Genève

Qui va payer les tests de dépistage du coronavirus?

22.05.2020 16h32 Rédaction

Test de dépistage du coronavirus

Vendredi midi, seuls treize nouveaux cas de coronavirus avaient été diagnostiqués en Suisse les vingt-quatre dernières heures. C'est peu, très peu, en comparaison d'il y a quelques semaines. Si aujourd'hui la première vague est dernière nous, tout l'enjeu et d’éviter une recrudescence de la maladie. Cela passera par des dépistages systématiques, et il faudra beaucoup tester, préviennent les médecins.

Personnes symptomatiques

Un dépistage dont le prix varie entre cent et quelques centaines de francs. Pour son financement, la Confédération prévoit plusieurs cas de figures. Prenons d’abord les personnes symptomatiques. Si vous êtes vulnérable ou hospitalisé, l’assurance maladie obligatoire prend en charge financièrement le test. La franchise et quote-part reste due.

Si vous n'êtes pas à risque, votre canton passe à la caisse. Sauf si vous travaillez dans le domaine médical ou en EMS, ou êtes membre de l’armée, du service civil ou de la protection civil. Dans ces cas-là, ce sont respectivement l’assurance-accidents et l’assurance militaire qui payent.

Sans symptôme

Pour les personnes qui n’ont aucun symptôme, tout dépend de qui fait la demande de test. Si c’est le médecin cantonal, le canton doit payer. Si un employé est exposé à un risque spécifique sur son lieu de travail, l’employeur doit faire la demande de test, et passer à la caisse. Enfin, si c’est le patient lui-même, les coûts sont intégralement à sa charge.

Cantons mécontents

Reste que cette réglementation ne convainc pas tout le monde. Les cantons dénoncent par exemple une inégalité de traitement, car certains patients devront passer à la caisse pour payer la franchise. Avec la crainte que certains renoncent à se faire dépister en raison des coûts.

Valentin Emery

Dans le canton de Genève, il faudra attendre quelques mois pour avoir une vision claire des chiffres mais ceux-ci pourraient atteindre les 100 millions de francs, selon Mauro Poggia. Une décision qui agace un peu le conseiller d’état en charge de la santé. «Vous savez, c’est une habitude au niveau fédéral. Chaque fois qu’on ne veut pas payer, on dit que c’est à la charge des cantons.» Pour lui, chaque acteur doit prendre ses responsabilités. 

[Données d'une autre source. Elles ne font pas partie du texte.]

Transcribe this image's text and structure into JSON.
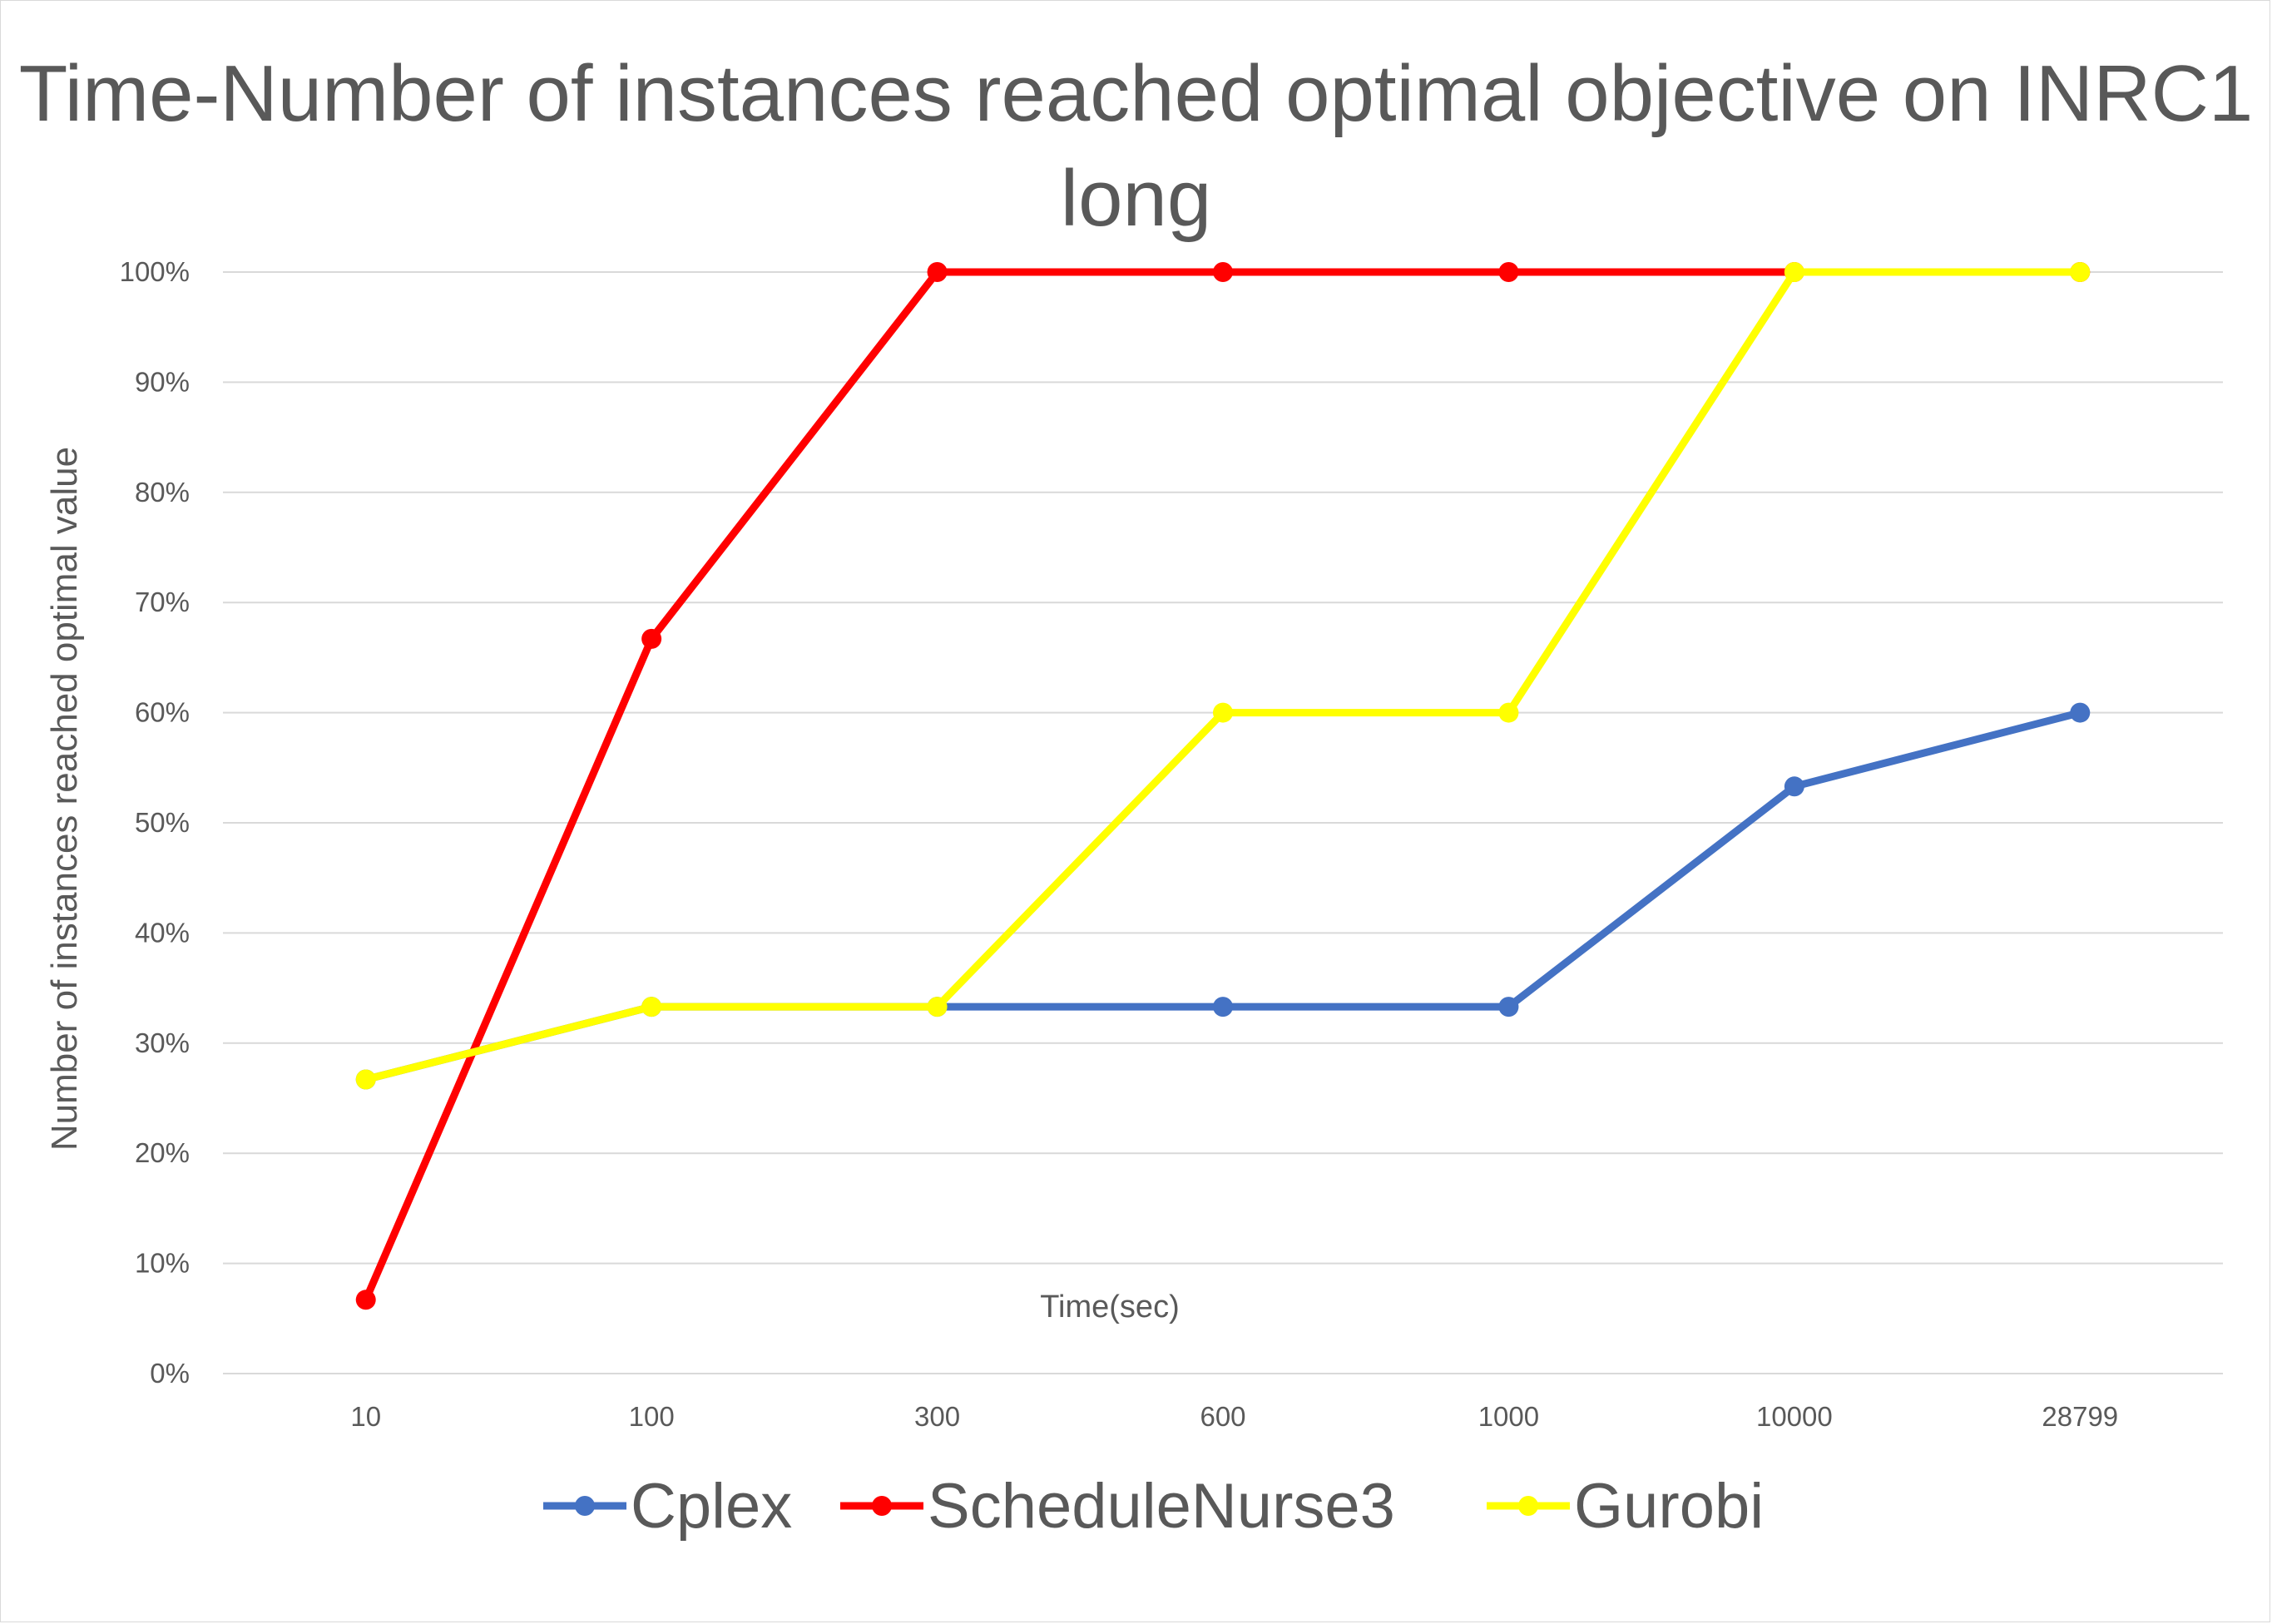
{
  "chart_data": {
    "type": "line",
    "title": "Time-Number of instances reached optimal objective on INRC1 long",
    "xlabel": "Time(sec)",
    "ylabel": "Number of instances reached optimal value",
    "categories": [
      "10",
      "100",
      "300",
      "600",
      "1000",
      "10000",
      "28799"
    ],
    "ylim": [
      0,
      100
    ],
    "y_ticks": [
      "0%",
      "10%",
      "20%",
      "30%",
      "40%",
      "50%",
      "60%",
      "70%",
      "80%",
      "90%",
      "100%"
    ],
    "y_unit": "%",
    "grid": true,
    "legend_position": "bottom",
    "series": [
      {
        "name": "Cplex",
        "color": "#4472c4",
        "values": [
          26.7,
          33.3,
          33.3,
          33.3,
          33.3,
          53.3,
          60
        ]
      },
      {
        "name": "ScheduleNurse3",
        "color": "#ff0000",
        "values": [
          6.7,
          66.7,
          100,
          100,
          100,
          100,
          100
        ]
      },
      {
        "name": "Gurobi",
        "color": "#ffff00",
        "values": [
          26.7,
          33.3,
          33.3,
          60,
          60,
          100,
          100
        ]
      }
    ]
  }
}
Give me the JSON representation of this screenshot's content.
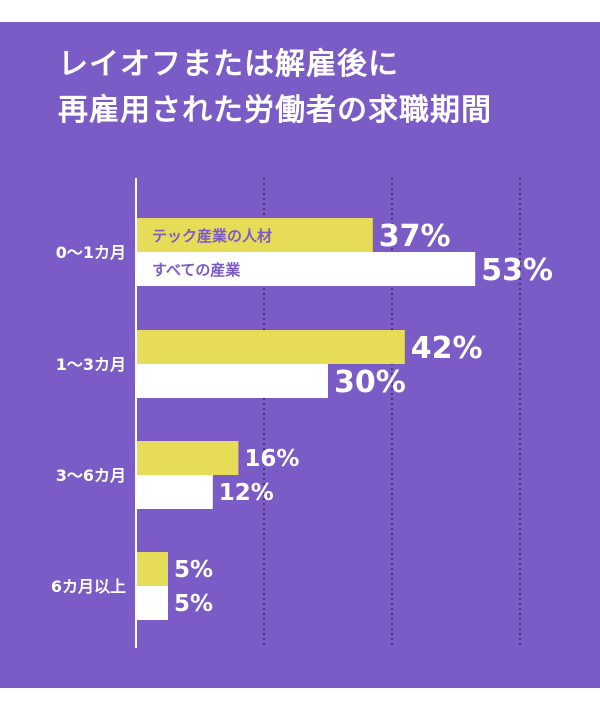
{
  "colors": {
    "background": "#7b5bc6",
    "tech": "#e6dc58",
    "all": "#ffffff",
    "text": "#ffffff",
    "grid": "#2e2a55"
  },
  "chart_data": {
    "type": "bar",
    "orientation": "horizontal",
    "title_lines": [
      "レイオフまたは解雇後に",
      "再雇用された労働者の求職期間"
    ],
    "categories": [
      "0～1カ月",
      "1～3カ月",
      "3～6カ月",
      "6カ月以上"
    ],
    "series": [
      {
        "name": "テック産業の人材",
        "values": [
          37,
          42,
          16,
          5
        ],
        "labels": [
          "37%",
          "42%",
          "16%",
          "5%"
        ],
        "color": "#e6dc58"
      },
      {
        "name": "すべての産業",
        "values": [
          53,
          30,
          12,
          5
        ],
        "labels": [
          "53%",
          "30%",
          "12%",
          "5%"
        ],
        "color": "#ffffff"
      }
    ],
    "xlim": [
      0,
      60
    ],
    "grid": "vertical dotted lines",
    "legend": "inside first category bars"
  }
}
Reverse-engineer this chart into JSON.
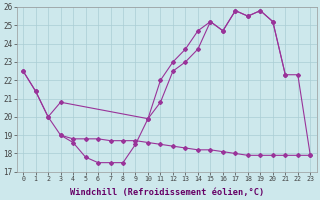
{
  "xlabel": "Windchill (Refroidissement éolien,°C)",
  "background_color": "#cde8ec",
  "grid_color": "#aacdd4",
  "line_color": "#993399",
  "x_hours": [
    0,
    1,
    2,
    3,
    4,
    5,
    6,
    7,
    8,
    9,
    10,
    11,
    12,
    13,
    14,
    15,
    16,
    17,
    18,
    19,
    20,
    21,
    22,
    23
  ],
  "line1_x": [
    0,
    1,
    2,
    3,
    10,
    11,
    12,
    13,
    14,
    15,
    16,
    17,
    18,
    19,
    20,
    21
  ],
  "line1_y": [
    22.5,
    21.4,
    20.0,
    20.8,
    19.9,
    20.8,
    22.5,
    23.0,
    23.7,
    25.2,
    24.7,
    25.8,
    25.5,
    25.8,
    25.2,
    22.3
  ],
  "line2_x": [
    0,
    1,
    2,
    3,
    4,
    5,
    6,
    7,
    8,
    9,
    10,
    11,
    12,
    13,
    14,
    15,
    16,
    17,
    18,
    19,
    20,
    21,
    22,
    23
  ],
  "line2_y": [
    22.5,
    21.4,
    20.0,
    19.0,
    18.6,
    17.8,
    17.5,
    17.5,
    17.5,
    18.5,
    19.9,
    22.0,
    23.0,
    23.7,
    24.7,
    25.2,
    24.7,
    25.8,
    25.5,
    25.8,
    25.2,
    22.3,
    22.3,
    17.9
  ],
  "line3_x": [
    3,
    4,
    5,
    6,
    7,
    8,
    9,
    10,
    11,
    12,
    13,
    14,
    15,
    16,
    17,
    18,
    19,
    20,
    21,
    22,
    23
  ],
  "line3_y": [
    19.0,
    18.8,
    18.8,
    18.8,
    18.7,
    18.7,
    18.7,
    18.6,
    18.5,
    18.4,
    18.3,
    18.2,
    18.2,
    18.1,
    18.0,
    17.9,
    17.9,
    17.9,
    17.9,
    17.9,
    17.9
  ],
  "ylim": [
    17,
    26
  ],
  "yticks": [
    17,
    18,
    19,
    20,
    21,
    22,
    23,
    24,
    25,
    26
  ],
  "xlim": [
    -0.5,
    23.5
  ],
  "figsize": [
    3.2,
    2.0
  ],
  "dpi": 100
}
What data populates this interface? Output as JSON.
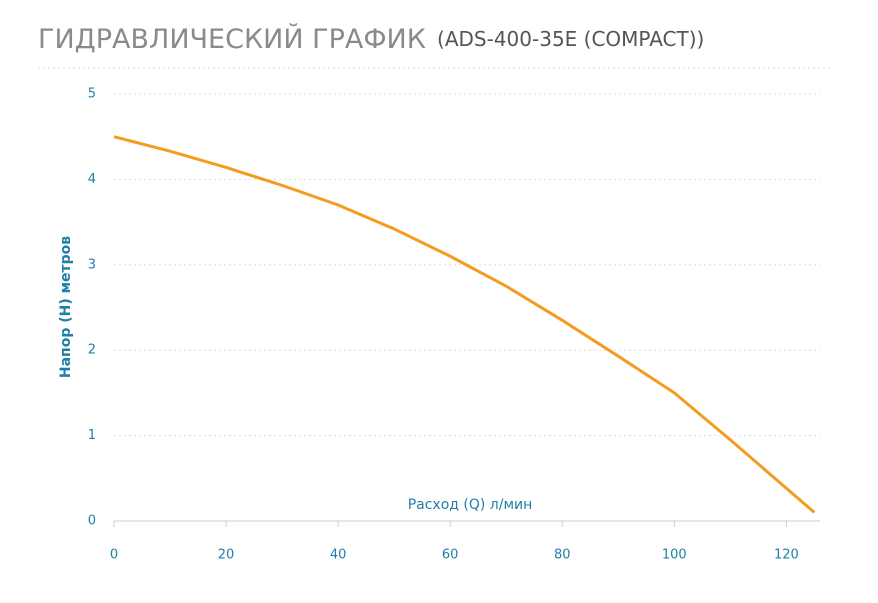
{
  "chart_data": {
    "type": "line",
    "title": "ГИДРАВЛИЧЕСКИЙ ГРАФИК",
    "subtitle": "(ADS-400-35E (COMPACT))",
    "x_label": "Расход (Q) л/мин",
    "y_label": "Напор (Н) метров",
    "x": [
      0,
      10,
      20,
      30,
      40,
      50,
      60,
      70,
      80,
      90,
      100,
      110,
      125
    ],
    "series": [
      {
        "name": "ADS-400-35E (COMPACT)",
        "color": "#f39c1f",
        "values": [
          4.5,
          4.33,
          4.14,
          3.93,
          3.7,
          3.42,
          3.1,
          2.75,
          2.35,
          1.93,
          1.5,
          0.95,
          0.1
        ]
      }
    ],
    "xlim": [
      0,
      126
    ],
    "ylim": [
      0,
      5
    ],
    "xticks": [
      0,
      20,
      40,
      60,
      80,
      100,
      120
    ],
    "yticks": [
      0,
      1,
      2,
      3,
      4,
      5
    ],
    "grid": true
  }
}
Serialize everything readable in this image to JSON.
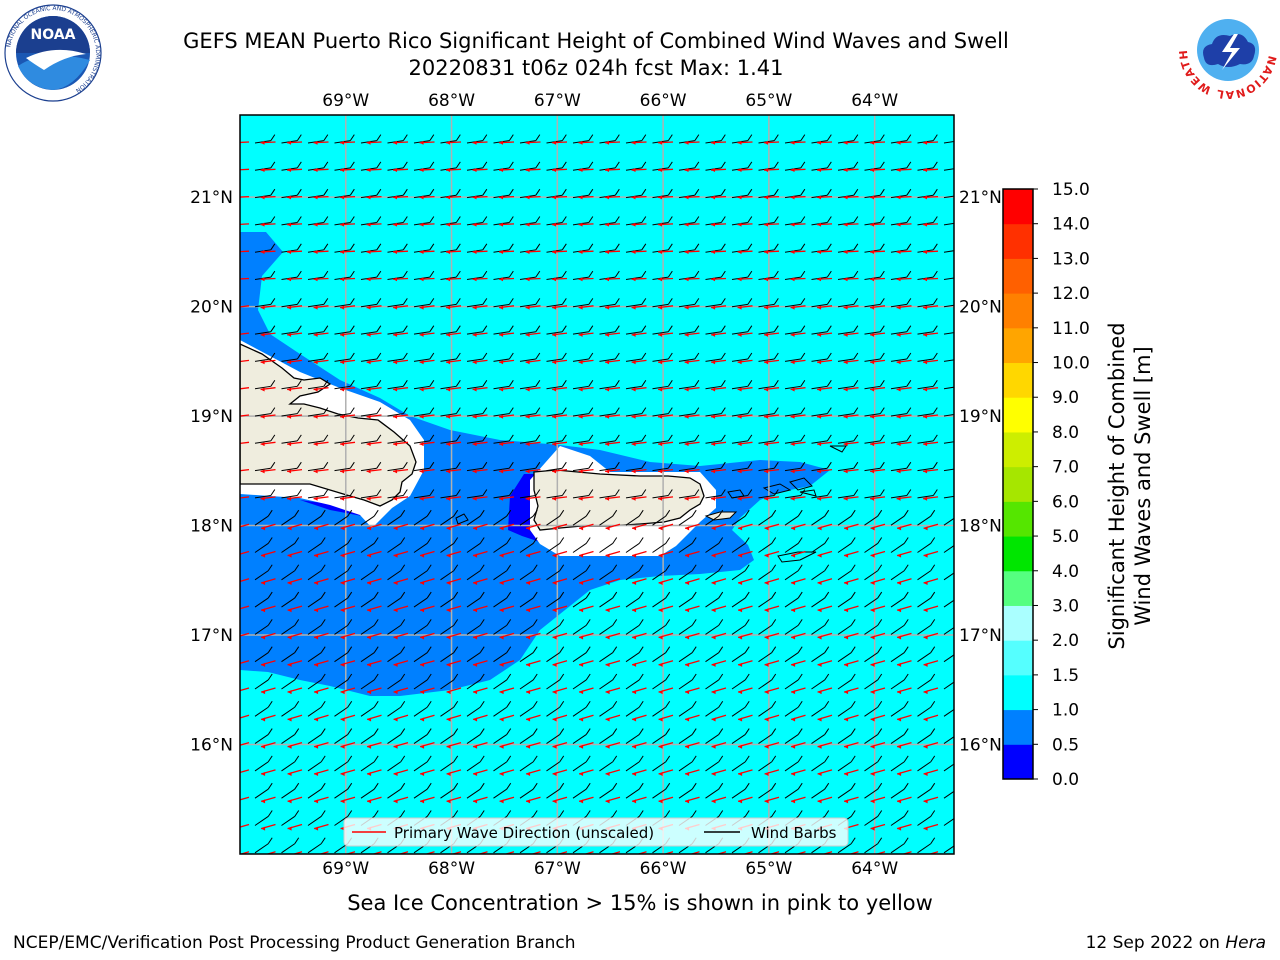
{
  "header": {
    "title_line1": "GEFS MEAN Puerto Rico Significant Height of Combined Wind Waves and Swell",
    "title_line2": "20220831 t06z 024h fcst   Max: 1.41"
  },
  "map": {
    "lon_ticks": [
      -69,
      -68,
      -67,
      -66,
      -65,
      -64
    ],
    "lon_labels": [
      "69°W",
      "68°W",
      "67°W",
      "66°W",
      "65°W",
      "64°W"
    ],
    "lat_ticks": [
      21,
      20,
      19,
      18,
      17,
      16
    ],
    "lat_labels": [
      "21°N",
      "20°N",
      "19°N",
      "18°N",
      "17°N",
      "16°N"
    ],
    "lon_range": [
      -70,
      -63.25
    ],
    "lat_range": [
      15,
      21.75
    ],
    "colors": {
      "ocean_low": "#00ffff",
      "ocean_mid": "#0080ff",
      "ocean_deep": "#0000ff",
      "land": "#efedde",
      "wave_arrow": "#ff0000",
      "wind_barb": "#000000",
      "grid": "#b0b0b0"
    }
  },
  "legend": {
    "primary_wave": "Primary Wave Direction (unscaled)",
    "wind_barbs": "Wind Barbs"
  },
  "colorbar": {
    "label_line1": "Significant Height of Combined",
    "label_line2": "Wind Waves and Swell [m]",
    "ticks": [
      "0.0",
      "0.5",
      "1.0",
      "1.5",
      "2.0",
      "3.0",
      "4.0",
      "5.0",
      "6.0",
      "7.0",
      "8.0",
      "9.0",
      "10.0",
      "11.0",
      "12.0",
      "13.0",
      "14.0",
      "15.0"
    ],
    "colors": [
      "#0000ff",
      "#0080ff",
      "#00ffff",
      "#55ffff",
      "#aaffff",
      "#55ff80",
      "#00e600",
      "#55e600",
      "#a6e600",
      "#cdee00",
      "#ffff00",
      "#ffd700",
      "#ffa500",
      "#ff8000",
      "#ff6000",
      "#ff3000",
      "#ff0000"
    ]
  },
  "caption": "Sea Ice Concentration > 15% is shown in pink to yellow",
  "footer": {
    "left": "NCEP/EMC/Verification Post Processing Product Generation Branch",
    "right_date": "12 Sep 2022 on ",
    "right_host": "Hera"
  },
  "logos": {
    "noaa_text": "NOAA",
    "noaa_ring": "NATIONAL OCEANIC AND ATMOSPHERIC ADMINISTRATION",
    "noaa_ring_bottom": "U.S. DEPARTMENT OF COMMERCE",
    "nws_ring": "NATIONAL WEATHER SERVICE"
  }
}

Mauro Poggia ne s’oppose pas à une campagne de dépistage ni même à ce que le canton en assure une partie des frais. Il s’indigne toutefois que le dépistage soit facturé aux cantons si les symptômes sont légers alors qu’en cas de symptômes lourds, celui-ci sera remboursé par la LAMAl avec franchises et participations. «Quand on veut lutter contre une épidémie, il faut qu’on soit efficace. Il faut absolument éviter qu’il y ait des éléments étrangers qui viennent polluer l’esprit du patient quand il décide s’il va aller ou non se faire dépister.» Pour le conseiller d’état, les citoyens sont assez passés à la caisse et les assurances doivent aujourd’hui utiliser les réserves spécialement conçues pour ce genre de situations. 

Ce n’est pas Baptiste Hurni qui contredira Mauro Poggia. Conseiller national neuchâtelois PS et également président de la Fédération Suisse des Patients, il reçoit des courriers de personnes admettant avoir des symptômes du coronavirus mais ne pas être en mesure de payer le dépistage dont le prix peut s’élever jusqu’à 300 francs. Selon le conseiller national, les personnes qui choisissent de souscrire une assurance avec une franchise très haute sont souvent dans le besoin et évitent les consultations médicales pour ne pas accumuler les frais. «C’est aberrant qu’aujourd’hui, avec tous les efforts que nous avons fait pour endiguer la pandémie, nous prenions le risque de la relancer pour quelques millions de francs.» Baptiste Hurni souhaiterait une solution unifiée entre la Confédération, les cantons et les assurances, à l’image de l’Allemagne. Comme l'a proposé le Professeur Pittet, ils souhaiterait également que les franchises soient supprimées.

Une solution inimaginable et injuste pour le conseiller national valaisan PLR Philippe Nantermod. Selon lui, ce n’est pas à la collectivité de prendre en charge les choix individuels de ceux qui ont souhaité souscrire une assurance avec une haute franchise. «De plus, les personnes qui ne peuvent payer leur franchise sont déjà aidées par les cantons», ajoute-t-il. Une mesure d’autant plus injuste, pour Philippe Nantermod, qu’elle insinue que des exceptions peuvent être faites pour le coronavirus mais pas pour les autres problèmes de santé. «Ce serait une inégalité de traitement qui s’appuie sur l’idée que les citoyens sont irresponsables!»